Types of Mutual Funds To Know

Money plays an important role in everyone’s life. We all strive hard to earn and save for the future. Life being uncertain in nature, we never know when a financial emergency crops up, leaving us in a state of dismay. Hence, to save us in times of financial difficulties, several investment options have come into play. With a plethora of choices available, Mutual funds have become one of the most preferred forms of investment.

A Mutual fund is a professionally managed trust that pools the savings of many investors and invests them in securities such as stocks, bonds, short-term market investments, and commodities such as precious metals. Investing in a mutual fund can be a lot easier than buying and selling stocks, securities, and bonds on your own.

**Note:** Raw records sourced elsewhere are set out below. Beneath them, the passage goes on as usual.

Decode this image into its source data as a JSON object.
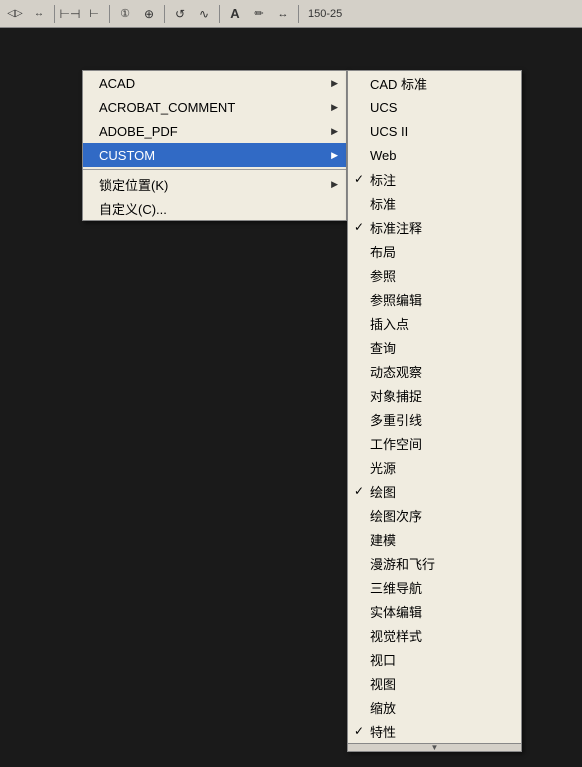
{
  "toolbar": {
    "buttons": [
      {
        "name": "arrow-left",
        "symbol": "◁"
      },
      {
        "name": "double-arrow",
        "symbol": "↔"
      },
      {
        "name": "measure",
        "symbol": "↕"
      },
      {
        "name": "gauge",
        "symbol": "⊢"
      },
      {
        "name": "circle-1",
        "symbol": "①"
      },
      {
        "name": "circle-plus",
        "symbol": "⊕"
      },
      {
        "name": "check-arrow",
        "symbol": "↺"
      },
      {
        "name": "wave",
        "symbol": "∿"
      },
      {
        "name": "text-A",
        "symbol": "A"
      },
      {
        "name": "pencil",
        "symbol": "✏"
      },
      {
        "name": "double-h-arrow",
        "symbol": "↔"
      },
      {
        "name": "counter",
        "symbol": "150-25"
      }
    ]
  },
  "primary_menu": {
    "items": [
      {
        "label": "ACAD",
        "has_submenu": true,
        "id": "acad"
      },
      {
        "label": "ACROBAT_COMMENT",
        "has_submenu": true,
        "id": "acrobat-comment"
      },
      {
        "label": "ADOBE_PDF",
        "has_submenu": true,
        "id": "adobe-pdf"
      },
      {
        "label": "CUSTOM",
        "has_submenu": true,
        "id": "custom",
        "active": true
      },
      {
        "separator": true
      },
      {
        "label": "锁定位置(K)",
        "has_submenu": true,
        "id": "lock-position"
      },
      {
        "label": "自定义(C)...",
        "has_submenu": false,
        "id": "customize"
      }
    ]
  },
  "secondary_menu": {
    "items": [
      {
        "label": "CAD 标准",
        "checked": false,
        "id": "cad-standard"
      },
      {
        "label": "UCS",
        "checked": false,
        "id": "ucs"
      },
      {
        "label": "UCS II",
        "checked": false,
        "id": "ucs-ii"
      },
      {
        "label": "Web",
        "checked": false,
        "id": "web"
      },
      {
        "label": "标注",
        "checked": true,
        "id": "biaozhu"
      },
      {
        "label": "标准",
        "checked": false,
        "id": "biaozhun"
      },
      {
        "label": "标准注释",
        "checked": true,
        "id": "biaozhun-zhushi"
      },
      {
        "label": "布局",
        "checked": false,
        "id": "buju"
      },
      {
        "label": "参照",
        "checked": false,
        "id": "canzhao"
      },
      {
        "label": "参照编辑",
        "checked": false,
        "id": "canzhao-bianji"
      },
      {
        "label": "插入点",
        "checked": false,
        "id": "charudio"
      },
      {
        "label": "查询",
        "checked": false,
        "id": "chaxun"
      },
      {
        "label": "动态观察",
        "checked": false,
        "id": "dongtai-guancha"
      },
      {
        "label": "对象捕捉",
        "checked": false,
        "id": "duixiang-buzuo"
      },
      {
        "label": "多重引线",
        "checked": false,
        "id": "duochong-yinxian"
      },
      {
        "label": "工作空间",
        "checked": false,
        "id": "gongzuo-kongjian"
      },
      {
        "label": "光源",
        "checked": false,
        "id": "guangyuan"
      },
      {
        "label": "绘图",
        "checked": true,
        "id": "huitu"
      },
      {
        "label": "绘图次序",
        "checked": false,
        "id": "huitu-cixu"
      },
      {
        "label": "建模",
        "checked": false,
        "id": "jianmo"
      },
      {
        "label": "漫游和飞行",
        "checked": false,
        "id": "manyou-feixing"
      },
      {
        "label": "三维导航",
        "checked": false,
        "id": "sanwei-daohang"
      },
      {
        "label": "实体编辑",
        "checked": false,
        "id": "shiti-bianji"
      },
      {
        "label": "视觉样式",
        "checked": false,
        "id": "shijue-yangshi"
      },
      {
        "label": "视口",
        "checked": false,
        "id": "shikou"
      },
      {
        "label": "视图",
        "checked": false,
        "id": "shitu"
      },
      {
        "label": "缩放",
        "checked": false,
        "id": "suofang"
      },
      {
        "label": "特性",
        "checked": true,
        "id": "texing"
      }
    ]
  }
}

Mutual funds in India are constantly evolving and continue to offer a wide range of benefits it offers. They are the most flexible, hassle free, and comprehensive forms of investment. Here are various types of mutual funds.

Mutual funds are classified on the basis of maturity period and investment objectives

Based on Maturity Period:

Open-ended Fund:

This type of fund is available for purchase all throughout the year and is not listed on stock exchange. Investors can buy and sell any part of their investment at any time at a price linked to the fund’s net asset value. These funds do not have a fixed maturity date.

Close-ended Fund:

This type of fund has a defined maturity value. They are open for purchase at a particular period of time.

Based on Investment Objective:

Money Market Funds:

Money market funds invest in safer, short-term investments such as government bonds, treasury bills, and certificates of deposits. They are a safer form of investment but provide low returns as compared to other types of funds.

Fixed Income Funds:

These funds buy investments that pay a fixed rate of return such as government bonds, investment-grade corporate bonds, and high-yield corporate bonds. There is a regular flow of money in this type of fund.

Equity Funds:

These kinds of funds invest in stock and tend to generate high returns when compared to money market funds and fixed income funds. However, this type of funds are a risky form of investment.

Balanced Funds:

These funds invest in a mix of equities and fixed income securities. They are designed for investors who are looking for a mixture of safety of income and modest capital appreciation.

Index Funds:

These funds aim to track down the performance of a specific financial market. The value of this type of funds is based on the index of the market.

Specialty Funds:

These type of funds invest in a single industry, sector, or region of the world. They perform well when the industry performs well.